One-tailed vs. two-tailed tests in statistics
Sit right back because we’re telling a troubling tale of tails full of trials, twists, and turns. The real question is, will we run out of words that start with t during this post? It will be tricky, but only time will tell. When do we use a two-tailed test vs. a one-tailed test and what do tails have to do with tests anyway? With a little thought, I think we can tackle the thorny topic. In short, let’s talk tails!

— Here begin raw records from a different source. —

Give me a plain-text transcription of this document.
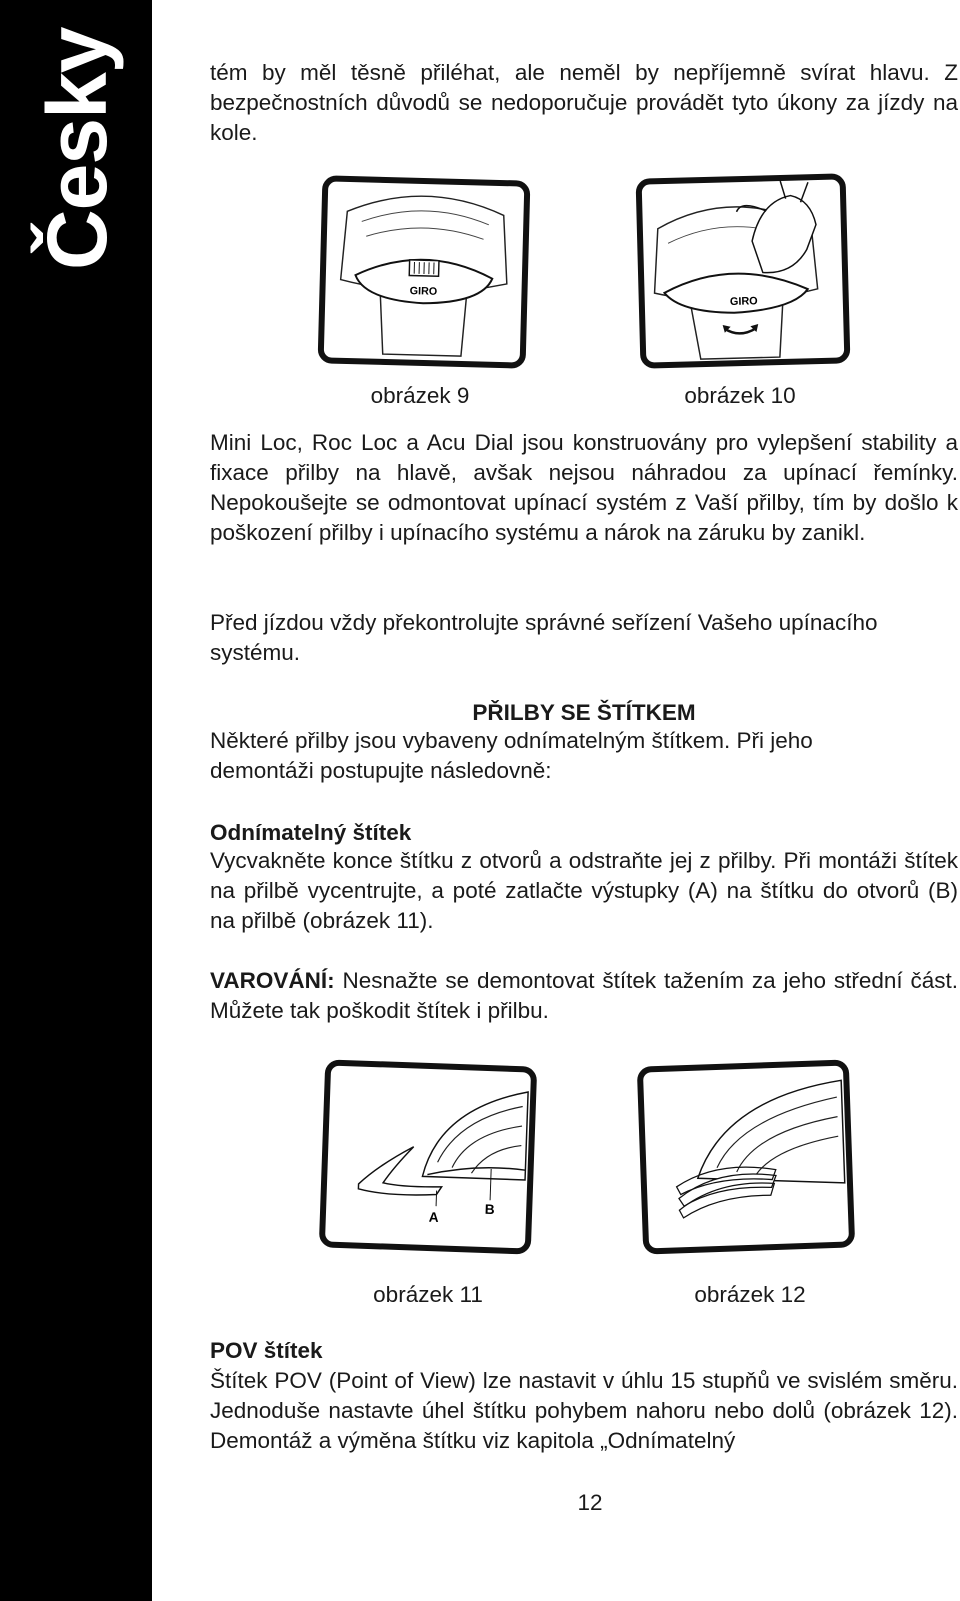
Česky	tém by měl těsně přiléhat, ale neměl by nepříjemně svírat hlavu. Z bezpečnostních důvodů se nedoporučuje provádět tyto úkony za jízdy na kole.

GIRO
GIRO
obrázek 9	obrázek 10

Mini Loc, Roc Loc a Acu Dial jsou konstruovány pro vylepšení stability a fixace přilby na hlavě, avšak nejsou náhradou za upínací řemínky. Nepokoušejte se odmontovat upínací systém z Vaší přilby, tím by došlo k poškození přilby i upínacího systému a nárok na záruku by zanikl.

Před jízdou vždy překontrolujte správné seřízení Vašeho upínacího systému.

PŘILBY SE ŠTÍTKEM

Některé přilby jsou vybaveny odnímatelným štítkem. Při jeho demontáži postupujte následovně:

Odnímatelný štítek

Vycvakněte konce štítku z otvorů a odstraňte jej z přilby. Při montáži štítek na přilbě vycentrujte, a poté zatlačte výstupky (A) na štítku do otvorů (B) na přilbě (obrázek 11).

VAROVÁNÍ: Nesnažte se demontovat štítek tažením za jeho střední část. Můžete tak poškodit štítek i přilbu.

A
B
obrázek 11	obrázek 12
POV štítek

Štítek POV (Point of View) lze nastavit v úhlu 15 stupňů ve svislém směru. Jednoduše nastavte úhel štítku pohybem nahoru nebo dolů (obrázek 12). Demontáž a výměna štítku viz kapitola „Odnímatelný

12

As if statistics wasn’t difficult enough I find myself stuck trying to use as many words that start with “t.” Stupid joke, I know. So a quick reminder about what the “in statistics” series is all about. Ever sit in class and learn how to do something without knowing why it works? It’s like teaching addition without explaining why math works that way, yet we do it all the time when you get into higher education and need to cram complex topics down into 10-12 week chunks. In statistics, you get taught the math behind the test, but never why that math works. I have a BS and MS in mechanical engineering and if I don’t understand how something works, I take the damn thing apart until I understand. That’s essentially what we’re doing here, taking apart a small bit of statistical magic and showing you why the inner workings are the way they are. My favorite so far? My post on the mean. It’s such a simple thing, but we saw it was the linchpin in parametric statistics, which require you to have a normal distribution for the math to work.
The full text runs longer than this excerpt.